White Americans imposed a foreign religion on Hawaiians, a foreign government, a foreign culture, and foreign diseases that caused what Hawaiians recall as the period of the great dying, when Hawaiians went from a thriving population of nearly a million by some estimates, to less than 50,000 people in a generation or two. Hawaiians suffered the humiliation of being labeled lazy, criminal, and intellectually inferior to whites, and still are grossly over-represented among the prison population of Hawai’i, as well as among the poor and homeless, all within an economy that, as I noted earlier, is controlled ultimately by white people.
Among the few avenues for employment is in tourism, much of which relegates Native Hawaiians to the status of “entertainment,” forced to present caricatures of Hawaiian culture for the consumption of whites, mainly for minimum wages while white owned tourist developments make a fortune.

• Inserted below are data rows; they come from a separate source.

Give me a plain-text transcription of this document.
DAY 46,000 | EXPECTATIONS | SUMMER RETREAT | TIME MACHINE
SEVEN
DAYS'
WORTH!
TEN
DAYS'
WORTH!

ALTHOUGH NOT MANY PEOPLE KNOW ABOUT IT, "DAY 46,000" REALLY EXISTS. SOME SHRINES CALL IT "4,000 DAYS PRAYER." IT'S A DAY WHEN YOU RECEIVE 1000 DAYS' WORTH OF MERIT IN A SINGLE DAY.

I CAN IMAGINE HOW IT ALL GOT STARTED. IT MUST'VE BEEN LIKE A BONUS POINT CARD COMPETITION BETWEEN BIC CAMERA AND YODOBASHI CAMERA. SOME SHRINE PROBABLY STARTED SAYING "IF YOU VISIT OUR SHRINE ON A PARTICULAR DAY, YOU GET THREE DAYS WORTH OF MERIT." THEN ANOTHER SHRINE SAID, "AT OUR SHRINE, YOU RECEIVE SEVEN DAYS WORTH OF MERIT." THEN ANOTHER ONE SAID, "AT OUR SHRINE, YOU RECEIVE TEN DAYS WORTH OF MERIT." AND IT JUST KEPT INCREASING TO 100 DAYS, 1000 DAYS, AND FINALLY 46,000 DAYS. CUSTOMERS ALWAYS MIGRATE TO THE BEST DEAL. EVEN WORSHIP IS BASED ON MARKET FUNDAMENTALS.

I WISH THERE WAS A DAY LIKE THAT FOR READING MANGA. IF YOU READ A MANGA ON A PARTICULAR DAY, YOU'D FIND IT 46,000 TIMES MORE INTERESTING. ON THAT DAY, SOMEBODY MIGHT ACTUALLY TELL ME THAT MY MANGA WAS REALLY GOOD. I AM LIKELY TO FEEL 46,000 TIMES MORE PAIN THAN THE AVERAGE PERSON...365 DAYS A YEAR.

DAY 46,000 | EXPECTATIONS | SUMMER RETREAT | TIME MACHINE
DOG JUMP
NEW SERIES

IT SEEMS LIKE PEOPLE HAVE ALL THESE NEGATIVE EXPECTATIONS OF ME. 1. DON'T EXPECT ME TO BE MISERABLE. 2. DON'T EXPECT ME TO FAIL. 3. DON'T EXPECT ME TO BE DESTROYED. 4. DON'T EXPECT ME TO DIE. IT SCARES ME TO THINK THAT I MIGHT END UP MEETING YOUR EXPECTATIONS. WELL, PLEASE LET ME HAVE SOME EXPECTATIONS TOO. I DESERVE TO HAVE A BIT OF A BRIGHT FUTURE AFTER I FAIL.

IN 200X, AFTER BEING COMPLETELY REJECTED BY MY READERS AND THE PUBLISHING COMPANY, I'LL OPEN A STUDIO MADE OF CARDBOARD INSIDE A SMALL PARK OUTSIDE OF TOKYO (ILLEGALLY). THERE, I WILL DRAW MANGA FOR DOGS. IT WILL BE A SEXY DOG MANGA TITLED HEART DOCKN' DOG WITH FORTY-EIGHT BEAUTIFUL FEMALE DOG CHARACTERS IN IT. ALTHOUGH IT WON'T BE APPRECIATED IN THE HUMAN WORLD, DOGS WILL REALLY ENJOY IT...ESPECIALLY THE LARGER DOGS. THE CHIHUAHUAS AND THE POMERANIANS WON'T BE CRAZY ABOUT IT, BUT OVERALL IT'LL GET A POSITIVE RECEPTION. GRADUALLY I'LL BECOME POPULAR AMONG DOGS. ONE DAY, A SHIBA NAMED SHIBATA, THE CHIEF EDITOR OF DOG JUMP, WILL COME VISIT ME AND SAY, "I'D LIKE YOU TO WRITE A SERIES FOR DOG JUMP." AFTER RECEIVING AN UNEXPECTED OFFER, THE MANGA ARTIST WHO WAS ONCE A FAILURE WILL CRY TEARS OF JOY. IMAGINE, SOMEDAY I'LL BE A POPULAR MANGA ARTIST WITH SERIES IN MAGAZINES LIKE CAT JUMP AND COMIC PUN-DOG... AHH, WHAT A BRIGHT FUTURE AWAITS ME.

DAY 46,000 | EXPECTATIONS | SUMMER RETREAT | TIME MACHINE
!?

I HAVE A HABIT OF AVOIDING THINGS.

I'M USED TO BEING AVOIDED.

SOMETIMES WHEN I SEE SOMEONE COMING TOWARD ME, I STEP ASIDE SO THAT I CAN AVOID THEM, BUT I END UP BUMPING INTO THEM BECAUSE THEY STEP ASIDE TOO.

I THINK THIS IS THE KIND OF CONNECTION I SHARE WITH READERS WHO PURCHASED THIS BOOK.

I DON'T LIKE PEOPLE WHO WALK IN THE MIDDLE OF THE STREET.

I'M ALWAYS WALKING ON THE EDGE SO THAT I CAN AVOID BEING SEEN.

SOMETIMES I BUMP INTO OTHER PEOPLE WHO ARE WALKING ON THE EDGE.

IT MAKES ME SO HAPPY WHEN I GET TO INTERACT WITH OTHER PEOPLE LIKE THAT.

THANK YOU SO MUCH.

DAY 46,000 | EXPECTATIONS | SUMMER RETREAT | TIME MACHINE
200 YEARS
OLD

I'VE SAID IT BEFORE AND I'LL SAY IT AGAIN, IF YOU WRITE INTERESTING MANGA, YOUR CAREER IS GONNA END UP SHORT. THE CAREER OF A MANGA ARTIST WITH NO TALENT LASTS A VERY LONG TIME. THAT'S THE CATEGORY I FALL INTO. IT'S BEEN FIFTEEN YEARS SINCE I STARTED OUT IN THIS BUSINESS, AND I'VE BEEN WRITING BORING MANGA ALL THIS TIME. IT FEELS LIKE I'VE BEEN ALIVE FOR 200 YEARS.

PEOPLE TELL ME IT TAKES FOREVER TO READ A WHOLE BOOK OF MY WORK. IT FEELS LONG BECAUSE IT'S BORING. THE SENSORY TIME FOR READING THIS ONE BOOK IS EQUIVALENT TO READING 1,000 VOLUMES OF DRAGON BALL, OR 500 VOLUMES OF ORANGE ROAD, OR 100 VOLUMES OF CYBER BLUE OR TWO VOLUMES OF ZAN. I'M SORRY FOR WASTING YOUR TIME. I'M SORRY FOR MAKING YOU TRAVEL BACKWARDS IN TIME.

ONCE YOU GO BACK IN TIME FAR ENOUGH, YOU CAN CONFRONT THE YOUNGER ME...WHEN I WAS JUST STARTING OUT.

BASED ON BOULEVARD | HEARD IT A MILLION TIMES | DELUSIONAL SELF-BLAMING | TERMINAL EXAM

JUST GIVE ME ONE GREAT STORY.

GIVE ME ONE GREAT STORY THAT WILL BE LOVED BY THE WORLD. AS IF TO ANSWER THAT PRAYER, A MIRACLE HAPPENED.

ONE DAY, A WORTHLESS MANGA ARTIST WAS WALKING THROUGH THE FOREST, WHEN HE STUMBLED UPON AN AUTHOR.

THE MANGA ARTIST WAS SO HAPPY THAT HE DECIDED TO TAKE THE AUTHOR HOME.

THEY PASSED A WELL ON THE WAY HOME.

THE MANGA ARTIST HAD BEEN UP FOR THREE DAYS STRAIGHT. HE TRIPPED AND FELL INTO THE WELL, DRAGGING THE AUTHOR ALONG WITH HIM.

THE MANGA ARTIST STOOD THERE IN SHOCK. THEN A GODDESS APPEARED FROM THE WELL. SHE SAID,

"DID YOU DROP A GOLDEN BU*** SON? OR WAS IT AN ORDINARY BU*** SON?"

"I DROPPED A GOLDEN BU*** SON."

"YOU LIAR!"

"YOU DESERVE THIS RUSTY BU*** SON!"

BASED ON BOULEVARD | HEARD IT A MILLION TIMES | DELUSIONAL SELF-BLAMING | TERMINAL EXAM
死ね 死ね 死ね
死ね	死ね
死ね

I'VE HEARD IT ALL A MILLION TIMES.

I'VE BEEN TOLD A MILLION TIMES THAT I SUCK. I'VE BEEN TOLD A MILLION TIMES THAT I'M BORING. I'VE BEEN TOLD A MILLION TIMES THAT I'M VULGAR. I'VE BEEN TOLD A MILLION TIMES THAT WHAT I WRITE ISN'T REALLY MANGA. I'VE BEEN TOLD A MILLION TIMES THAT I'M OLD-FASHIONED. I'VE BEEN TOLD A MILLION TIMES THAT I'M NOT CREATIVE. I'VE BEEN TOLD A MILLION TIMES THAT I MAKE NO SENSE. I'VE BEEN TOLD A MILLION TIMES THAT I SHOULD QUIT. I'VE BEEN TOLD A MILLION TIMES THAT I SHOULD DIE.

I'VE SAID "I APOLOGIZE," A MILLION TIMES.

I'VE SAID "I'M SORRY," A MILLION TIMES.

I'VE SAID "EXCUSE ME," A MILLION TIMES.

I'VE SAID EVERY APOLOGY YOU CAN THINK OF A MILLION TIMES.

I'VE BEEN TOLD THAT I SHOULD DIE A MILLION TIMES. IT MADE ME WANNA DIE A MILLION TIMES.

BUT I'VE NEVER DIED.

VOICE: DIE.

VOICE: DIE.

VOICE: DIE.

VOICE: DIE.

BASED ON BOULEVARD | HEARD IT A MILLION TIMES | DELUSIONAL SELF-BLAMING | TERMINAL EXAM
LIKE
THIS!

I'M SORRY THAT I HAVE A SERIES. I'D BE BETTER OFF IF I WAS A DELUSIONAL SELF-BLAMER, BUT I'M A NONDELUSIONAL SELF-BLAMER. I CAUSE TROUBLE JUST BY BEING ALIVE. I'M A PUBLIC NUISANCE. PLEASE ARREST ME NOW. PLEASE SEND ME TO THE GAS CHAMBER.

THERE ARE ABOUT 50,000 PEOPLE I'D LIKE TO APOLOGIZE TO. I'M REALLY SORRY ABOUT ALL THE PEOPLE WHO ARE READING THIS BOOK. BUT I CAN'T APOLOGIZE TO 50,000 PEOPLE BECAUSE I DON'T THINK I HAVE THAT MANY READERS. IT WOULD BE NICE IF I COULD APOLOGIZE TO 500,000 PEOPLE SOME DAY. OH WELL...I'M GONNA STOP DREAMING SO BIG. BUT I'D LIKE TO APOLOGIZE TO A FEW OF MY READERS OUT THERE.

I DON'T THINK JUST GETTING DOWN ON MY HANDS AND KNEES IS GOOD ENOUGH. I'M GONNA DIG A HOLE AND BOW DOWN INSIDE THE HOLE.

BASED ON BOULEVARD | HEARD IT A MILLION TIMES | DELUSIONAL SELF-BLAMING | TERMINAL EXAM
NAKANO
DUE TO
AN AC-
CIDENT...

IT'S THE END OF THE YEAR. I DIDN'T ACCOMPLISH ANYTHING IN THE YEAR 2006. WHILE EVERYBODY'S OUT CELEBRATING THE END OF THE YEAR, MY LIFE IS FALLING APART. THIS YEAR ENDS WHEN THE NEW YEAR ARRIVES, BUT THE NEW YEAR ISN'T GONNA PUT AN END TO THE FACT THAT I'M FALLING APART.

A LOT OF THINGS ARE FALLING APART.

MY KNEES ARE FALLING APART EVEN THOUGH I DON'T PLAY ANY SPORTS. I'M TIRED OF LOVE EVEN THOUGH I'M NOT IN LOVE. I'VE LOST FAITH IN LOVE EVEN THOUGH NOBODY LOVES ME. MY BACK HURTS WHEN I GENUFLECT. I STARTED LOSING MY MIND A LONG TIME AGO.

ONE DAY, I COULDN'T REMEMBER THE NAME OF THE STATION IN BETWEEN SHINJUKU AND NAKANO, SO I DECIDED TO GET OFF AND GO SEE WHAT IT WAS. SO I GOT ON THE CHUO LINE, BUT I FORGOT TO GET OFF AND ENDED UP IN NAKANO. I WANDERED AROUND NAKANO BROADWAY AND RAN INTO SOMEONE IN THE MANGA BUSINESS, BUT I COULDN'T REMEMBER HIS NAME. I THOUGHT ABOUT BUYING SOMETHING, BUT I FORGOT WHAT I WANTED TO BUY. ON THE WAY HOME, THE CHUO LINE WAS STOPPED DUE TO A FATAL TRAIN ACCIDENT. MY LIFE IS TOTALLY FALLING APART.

The long and short of it is this – white prejudice toward people of color on the mainland is rooted in a belief in white racial and cultural superiority and an ignorance of cultural and ethnic differences that are products of an educational system and media environment that ignores or distorts the images of people of color because it treats whiteness as the normative and superior standard. In Hawai’i, on the other hand, that same normative standard of white superiority still functions at a subtle level (folk speak English with an American accent to be successful, and having lighter skin is an advantage, for instance). So what whites face is resentment rooted in historical and contemporary realities that have produced tensions that newly arrived whites, accustomed to being the normative standard, react to badly in too many cases. They don’t know how to behave like a minority in a ethnically pluralistic society. This same tension is at the root of much of the anti-immigrant sentiment on our southern U.S. border.
Thank you for your explanation. This is fascinating. I have wondered about how race relations play out when a group that has more power and status, which sounds like might be true of white people in Hawaii, are in a minority instead of a majority. Please feel free to correct me if it is not accurate to apply that description to Hawaii. I’m sure there is a lot more to it than that and I am not trying to reduce the experience of Hawaiians to a simple formula, but I am merely curious about if and how the relative proportions of people might change things, even though I’m sure many other factors affect race relations. I’m sure it is also going to be different for each place, and I like what you said about examining the histories and political and economic realities.